My wife and I, with our two children, were living in Canberra when I received the disturbing news that the man who had taught me to ride a horse, milk a cow, trap and skin a rabbit, husk corn and many other skills, was dying from lymphatic cancer. He was making frequent visits to the Prince of Wales Hospital at Randwick for treatment and was visited by my mother who lived at Bondi. Of course, his beloved Dot was at his side. This very proud man, whose masculinity was so important to him, told my mother how ashamed he was of his body, a once powerful body that was wasting away day by day.

We visited Sydney and had hoped to see him while we were there, but were told that he had returned home to the Hunter Valley. Back in Canberra, a few days later I was to learn that he had actually been back in the Prince of Wales when we had been in Sydney. He had had to make an unscheduled visit because of failing health.

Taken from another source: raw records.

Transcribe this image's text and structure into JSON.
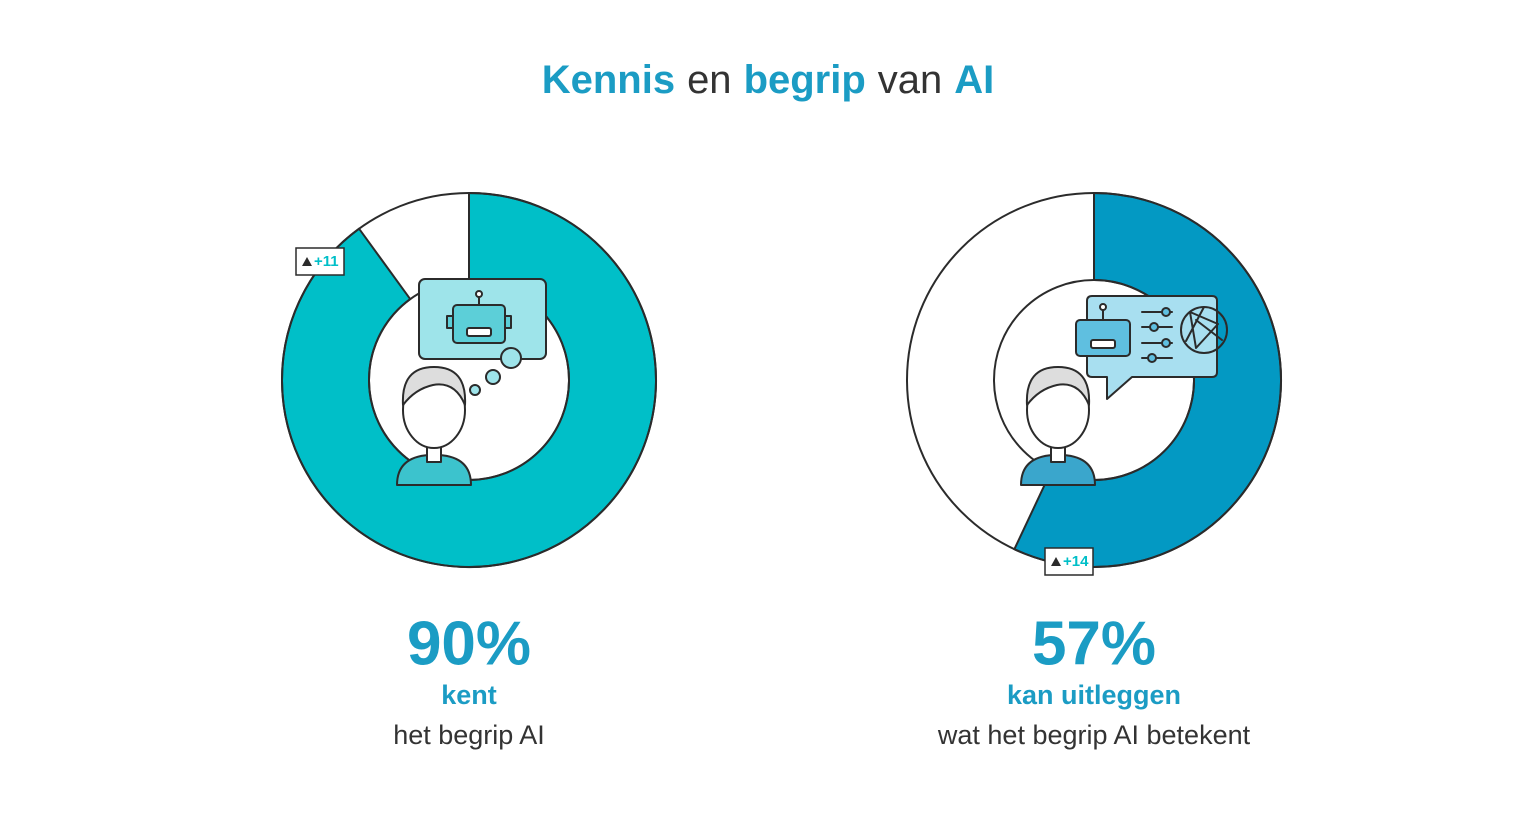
{
  "title": {
    "parts": [
      "Kennis",
      "en",
      "begrip",
      "van",
      "AI"
    ],
    "emphasis": [
      true,
      false,
      true,
      false,
      true
    ]
  },
  "chart_data": [
    {
      "type": "donut",
      "value": 90,
      "value_label": "90%",
      "change": 11,
      "change_label": "+11",
      "color": "#00bfc8",
      "label": "kent",
      "sublabel": "het begrip AI"
    },
    {
      "type": "donut",
      "value": 57,
      "value_label": "57%",
      "change": 14,
      "change_label": "+14",
      "color": "#0399c3",
      "label": "kan uitleggen",
      "sublabel": "wat het begrip AI betekent"
    }
  ]
}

I am pleased that I wrote to him in his last days and he was apparently excited in reading it and had a good laugh when I reminded him of when he had lost his temper when Denis, Marie Lukins and I did something which now escapes my mind. I also wrote to Dot following his death in 1971 and she wrote a letter which is still in my possession. In it she also remarked on his good and bad habits. Of the latter she wrote, ’Such as the time when you, Denis & Marie spilt the calves’ milk.’ Perhaps that is the incident I have forgotten. Dot also wrote, ‘I miss him so much I could curl up and die’. Dot died in 1979. Sadly, I was not to learn of her passing until thirty-one years had passed, as she had changed her address and passed away before we were notified.

Guy’s Headstone

It would be anachronistic to judge someone like Guy Prior by today’s standards. Men like him do not exist today. As we have seen, he was not without his faults. However, he was, to me at least, superior in many ways to the men of his day. He had a typical bushman’s laconic sense of humour, was a powerful and physical man, a good provider, a gentleman with women, but past a certain point, he would rather fight than argue. Especially, he was wonderful with the few children who had the good fortune to know and learn from him, no-one more than I.